[pandas learning notes 01] powerful tool set for analyzing structured data

Time:2021-12-2

Author: Huan Hao

Source:Hang Seng light cloud community

Background introduction

In the process of quantitative analysis, we always need to use a large number of data bases to mine the association between data, and finally find the data we need. Data analysis only through Python is very complex. Is there a simpler tool to help us analyze data efficiently and quickly?

Today we will introduce pandas, a powerful tool set for analyzing structured data.

This article is mainly for students who have a certain Python syntax foundation. Students who need to learn Python can find tutorials in the community to recharge(https://developer.hs.net/cour…)。

[pandas learning notes 01] powerful tool set for analyzing structured data

Basic concepts

PandasLibrary is a free and open-source third-party Python library. It is one of the indispensable tools for Python data analysis. It provides Python data analysis with high-performance and easy-to-use data structures, namely series and dataframe.

PandasThe use basis is numpy (providing high-performance matrix operation); It is used for data mining and data analysis, and also provides data cleaning function.

PandasThe library is based on the python numpy library, so it can be used with Python’s scientific computing library.

PandasSince its birth, it has been applied in many fields, such as finance, statistics, social science, construction engineering and so on.

Through the above introduction, we must have a basic understanding of what pandas does. Pandas is equivalent to excel in Python: it uses tables (that is, dataframe) and can make various transformations on data, but it also has many other functions.

data structure

DataFrame

Dataframe is a tabular data structure. It contains a set of ordered columns. Each column can be of different value types (numeric value, string, Boolean value). Dataframe has both row indexes and column indexes. It can be regarded as a dictionary composed of series (using a common index).

[pandas learning notes 01] powerful tool set for analyzing structured data

The construction method of dataframe is as follows:

pandas.DataFrame( data, index, columns, dtype, copy)

Parameter Description:

  • data: a set of data (darray, series, map, lists, dict, etc.).
  • index: index value, or can be called row label.
  • columns: column label. The default is rangeindex (0, 1, 2,…, n).
  • dtype: data type.
  • copy: copy data. The default value is false.

Series

Series is similar to a column in a table, similar to a one-dimensional array, and can hold any data type.

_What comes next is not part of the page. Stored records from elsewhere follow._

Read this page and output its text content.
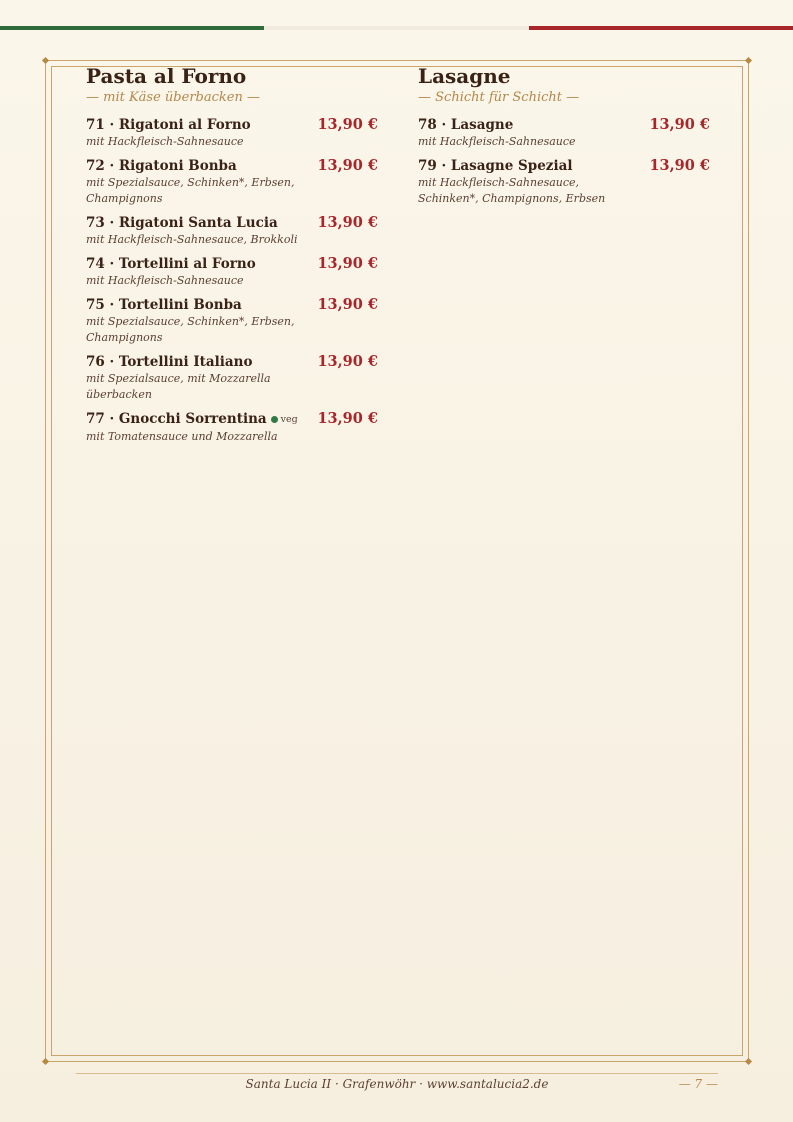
Pasta al Forno
— mit Käse überbacken —
71 · Rigatoni al Forno	13,90 €
mit Hackfleisch-Sahnesauce
72 · Rigatoni Bonba	13,90 €
mit Spezialsauce, Schinken*, Erbsen, Champignons
73 · Rigatoni Santa Lucia	13,90 €
mit Hackfleisch-Sahnesauce, Brokkoli
74 · Tortellini al Forno	13,90 €
mit Hackfleisch-Sahnesauce
75 · Tortellini Bonba	13,90 €
mit Spezialsauce, Schinken*, Erbsen, Champignons
76 · Tortellini Italiano	13,90 €
mit Spezialsauce, mit Mozzarella überbacken
77 · Gnocchi Sorrentina veg 13,90 €
mit Tomatensauce und Mozzarella
Lasagne
— Schicht für Schicht —
78 · Lasagne	13,90 €
mit Hackfleisch-Sahnesauce
79 · Lasagne Spezial	13,90 €
mit Hackfleisch-Sahnesauce, Schinken*, Champignons, Erbsen
Santa Lucia II · Grafenwöhr · www.santalucia2.de	— 7 —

[pandas learning notes 01] powerful tool set for analyzing structured data

Series consists of an index and a column. The functions are as follows:

pandas.Series( data, index, dtype, name, copy)

Parameter Description:

  • data: a set of data (type ndarray).
  • index: data index label. If it is not specified, it starts from 0 by default.
  • dtype: data type. You can judge by yourself by default.
  • name: set the name.
  • copy: copy data. The default value is false.

Get started quickly

Introduction component

Introduce pandas components into the code:

import pandas as pd

If it cannot be imported, there is a problem with the environment configuration or you haven’t downloaded it at all. Download the components in the following ways:

pip install Pandas

Series object operations

Create a series object through the series() function, which can call corresponding methods and properties:

import pandas as pd
import numpy as np
data = np.array(['a','b','c','d'])
s = pd.Series(data)
print (s)

Dataframe object operation

adoptDataFrame()The syntax format for creating objects is as follows:

import pandas as pd
data = [1,2,3,4,5]
df = pd.DataFrame(data)
print(df)

Read file data

Can passread_csv()Function on local.csvFormat file to read:

data = pd.read_csv('file.csv')
data = pd.read_csv('file.csv', nrows=1000, skiprows=[1,5], encoding= gbk)

Parameter meaning:

  • 'file.csv': indicates the read file name, which can be added to the system location for reading
  • nrows: indicates the number of rows of data before reading
  • skiprows: indicates that the number of unread lines will be automatically skipped when reading the file.
  • encoding: indicates the encoding format of the read file

Andread_csv, there are similar methodsread_excelRead excel file data.

Write file data

PandasProvidedto_csv()The function is used toDataFrameConvert toCSVdata If you want toCSVTo write data to a file, just pass a file object to the function. Otherwise,CSVThe data will be returned in string format.

data.to_csv(‘my_new_file.csv’, index=None)

Parameter meaning:

  • index: indicates whether an index needs to be added. The index will be added automatically by default

Andto_csv, there are similar methodsto_excelWrite excel file data.

summary

This article mainly introduces the basic knowledge of pandas toolset. Learning pandas can help us quickly process and analyze data. Practical operations will continue to be updated in the future. Please look forward to it.